Sex'n'Drugs und nackte Groupies: Dewey Cox Story

Dewey Cox - wer ist das? Natürlich gab es ihn nicht wirklich, den Rock-Star Cox, der die Massen begeisterte. Da aber Musiker-Biographien gerade total in sind (Ian Curtis, Bob Dylan oder Johnny Cash), wurde kurzerhand eine Persiflage auf einen fiktiven Exzessiv-Rocker gedreht. Die Cash-Bio "Walk the Line" diente als veritable Vorgabe für einen Comedy-Hit der Sonderklasse.

Fantasie-Lebenslauf in der Rock'n'Roll Ära
Dewey Cox (US-Star-Komiker John C. Riley) mimt ein absturzgefährdetes Genie: Sex mit über 200 Frauen, die Zeugung von 22 Kindern, die Bekanntschaft mit Elvis Presley oder den Beatles sowie der Konsum von Massen an Drogen machen das Rock-Star-Leben aus. Bereits mit 14 glänzt er bei einem Talentshow-Auftritt, seine Musik kommt vor allem bei kreischenden Mädels an, die ihn zum Chartking der Zukunft küren.

Wie auch bei Presley, Patti Smith oder Bob Dylan ist die Erwachsenenwelt alles andere als begeistert und empfindet das Gelärme dagegen als Teufelszeug.

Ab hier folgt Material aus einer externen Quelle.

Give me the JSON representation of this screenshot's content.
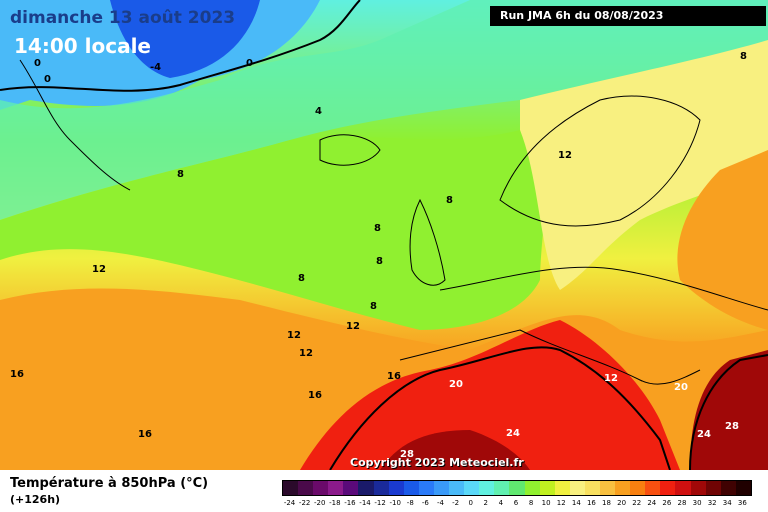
{
  "header": {
    "date": "dimanche 13 août 2023",
    "time": "14:00 locale",
    "run": "Run JMA 6h du 08/08/2023"
  },
  "footer": {
    "title": "Température à 850hPa (°C)",
    "lead": "(+126h)",
    "copyright": "Copyright 2023 Meteociel.fr"
  },
  "contour_labels": [
    "0",
    "0",
    "-4",
    "0",
    "4",
    "8",
    "8",
    "8",
    "8",
    "12",
    "12",
    "8",
    "8",
    "12",
    "12",
    "12",
    "16",
    "16",
    "16",
    "16",
    "20",
    "20",
    "24",
    "24",
    "28",
    "28",
    "12",
    "8"
  ],
  "legend": {
    "labels": [
      "-24",
      "-22",
      "-20",
      "-18",
      "-16",
      "-14",
      "-12",
      "-10",
      "-8",
      "-6",
      "-4",
      "-2",
      "0",
      "2",
      "4",
      "6",
      "8",
      "10",
      "12",
      "14",
      "16",
      "18",
      "20",
      "22",
      "24",
      "26",
      "28",
      "30",
      "32",
      "34",
      "36"
    ],
    "colors": [
      "#2b0a2b",
      "#4a0a4a",
      "#6a0a6a",
      "#8b1a8b",
      "#5a0a7a",
      "#1a1a6a",
      "#1a2a9a",
      "#1a3ad0",
      "#1a5ae8",
      "#2a7af8",
      "#3a9af8",
      "#4abaf8",
      "#5ad8f8",
      "#60f0e0",
      "#60f0b0",
      "#60e870",
      "#90f030",
      "#c0f020",
      "#f0f040",
      "#f8f080",
      "#f8e060",
      "#f8c040",
      "#f8a020",
      "#f88010",
      "#f85010",
      "#f02010",
      "#d01010",
      "#a00808",
      "#700404",
      "#400202",
      "#200000"
    ]
  }
}
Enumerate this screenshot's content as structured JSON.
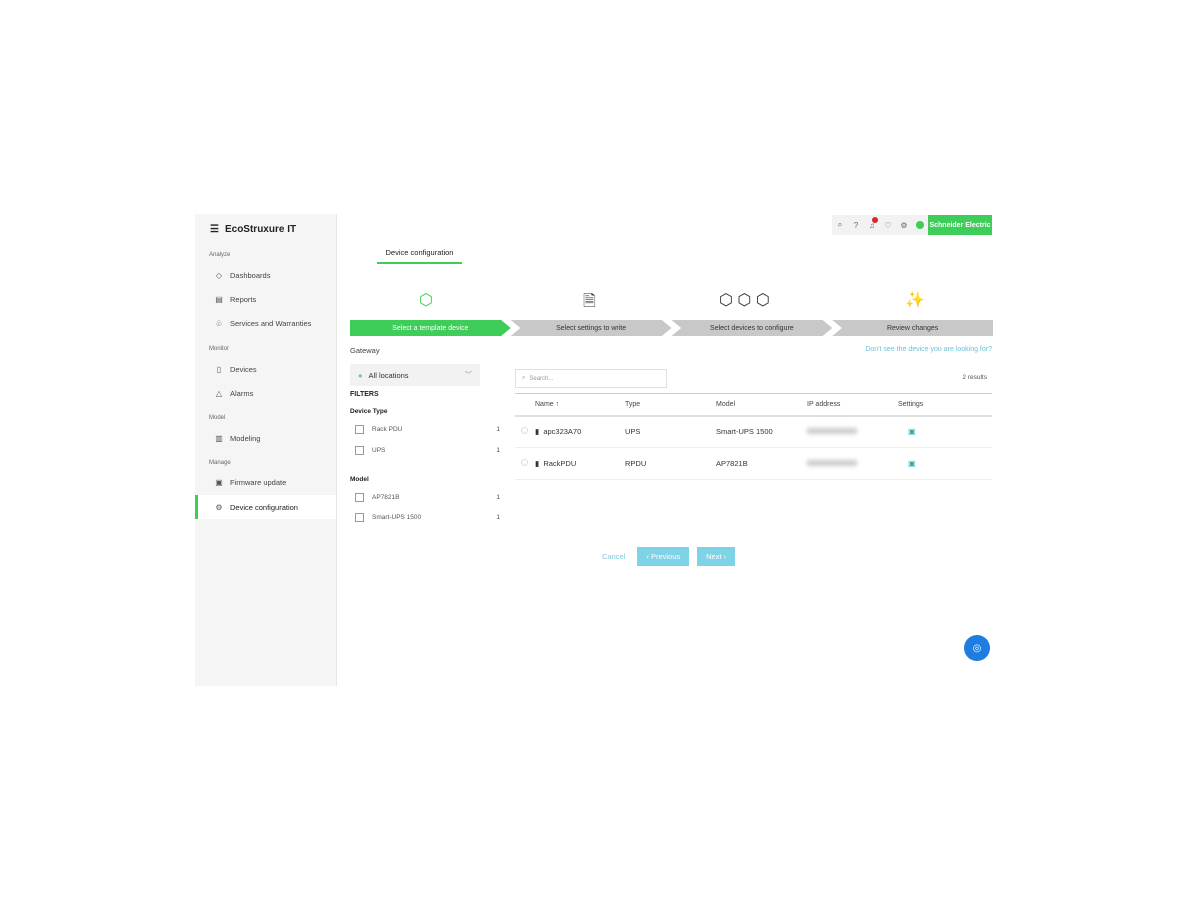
{
  "app": {
    "title": "EcoStruxure IT",
    "brand": "Schneider Electric"
  },
  "sidebar": {
    "sections": [
      {
        "label": "Analyze",
        "items": [
          {
            "label": "Dashboards",
            "icon": "dashboard-icon"
          },
          {
            "label": "Reports",
            "icon": "report-icon"
          },
          {
            "label": "Services and Warranties",
            "icon": "services-icon"
          }
        ]
      },
      {
        "label": "Monitor",
        "items": [
          {
            "label": "Devices",
            "icon": "device-icon"
          },
          {
            "label": "Alarms",
            "icon": "alarm-icon"
          }
        ]
      },
      {
        "label": "Model",
        "items": [
          {
            "label": "Modeling",
            "icon": "modeling-icon"
          }
        ]
      },
      {
        "label": "Manage",
        "items": [
          {
            "label": "Firmware update",
            "icon": "firmware-icon"
          },
          {
            "label": "Device configuration",
            "icon": "config-icon",
            "active": true
          }
        ]
      }
    ]
  },
  "tab": "Device configuration",
  "steps": [
    "Select a template device",
    "Select settings to write",
    "Select devices to configure",
    "Review changes"
  ],
  "gateway": {
    "label": "Gateway",
    "value": "All locations"
  },
  "filters": {
    "title": "FILTERS",
    "device_type": {
      "label": "Device Type",
      "items": [
        {
          "label": "Rack PDU",
          "count": "1"
        },
        {
          "label": "UPS",
          "count": "1"
        }
      ]
    },
    "model": {
      "label": "Model",
      "items": [
        {
          "label": "AP7821B",
          "count": "1"
        },
        {
          "label": "Smart-UPS 1500",
          "count": "1"
        }
      ]
    }
  },
  "help_link": "Don't see the device you are looking for?",
  "search": {
    "placeholder": "Search..."
  },
  "results": "2 results",
  "table": {
    "headers": [
      "Name ↑",
      "Type",
      "Model",
      "IP address",
      "Settings"
    ],
    "rows": [
      {
        "name": "apc323A70",
        "type": "UPS",
        "model": "Smart-UPS 1500"
      },
      {
        "name": "RackPDU",
        "type": "RPDU",
        "model": "AP7821B"
      }
    ]
  },
  "buttons": {
    "cancel": "Cancel",
    "previous": "‹ Previous",
    "next": "Next ›"
  },
  "colors": {
    "accent": "#3dcd58",
    "link": "#6cc3d5",
    "fab": "#1f7de0"
  }
}
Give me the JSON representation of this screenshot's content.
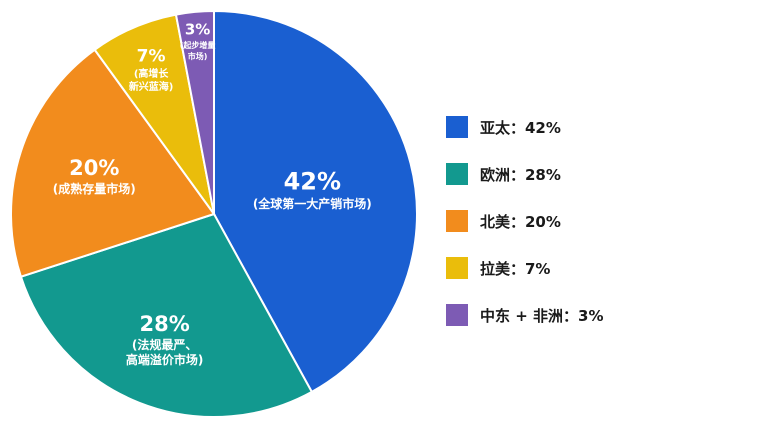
{
  "chart_data": {
    "type": "pie",
    "title": "",
    "start_angle_deg": 0,
    "direction": "clockwise",
    "slices": [
      {
        "key": "apac",
        "value": 42,
        "pct_label": "42%",
        "desc": "(全球第一大产销市场)",
        "legend": "亚太：42%",
        "color": "#1a5fd1"
      },
      {
        "key": "europe",
        "value": 28,
        "pct_label": "28%",
        "desc": "(法规最严、\n高端溢价市场)",
        "legend": "欧洲：28%",
        "color": "#12998f"
      },
      {
        "key": "north_america",
        "value": 20,
        "pct_label": "20%",
        "desc": "(成熟存量市场)",
        "legend": "北美：20%",
        "color": "#f28c1d"
      },
      {
        "key": "latam",
        "value": 7,
        "pct_label": "7%",
        "desc": "(高增长\n新兴蓝海)",
        "legend": "拉美：7%",
        "color": "#eabd0b"
      },
      {
        "key": "mea",
        "value": 3,
        "pct_label": "3%",
        "desc": "(起步增量\n市场)",
        "legend": "中东 + 非洲：3%",
        "color": "#7d5bb4"
      }
    ],
    "legend_position": "right"
  }
}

Dennoch wird Dewey zunehmend zum Kultstar.

Nackte Groupies und Exzesse
Wie es sich für einen Rockstar gehört: Nackte Groupies, Sauforgien, Drogen: Die Beatles erscheinen in Form von Jack Black als Paul McCartney und Jason Schwartzman als Ringo Starr. Der Frontmann der White Stripes mimt den "King" of Rock als mieser Kotzbrocken. "Walk the Line" wird kräftig veräppelt, eigenwilliger Klamauk kommt nicht zu kurz.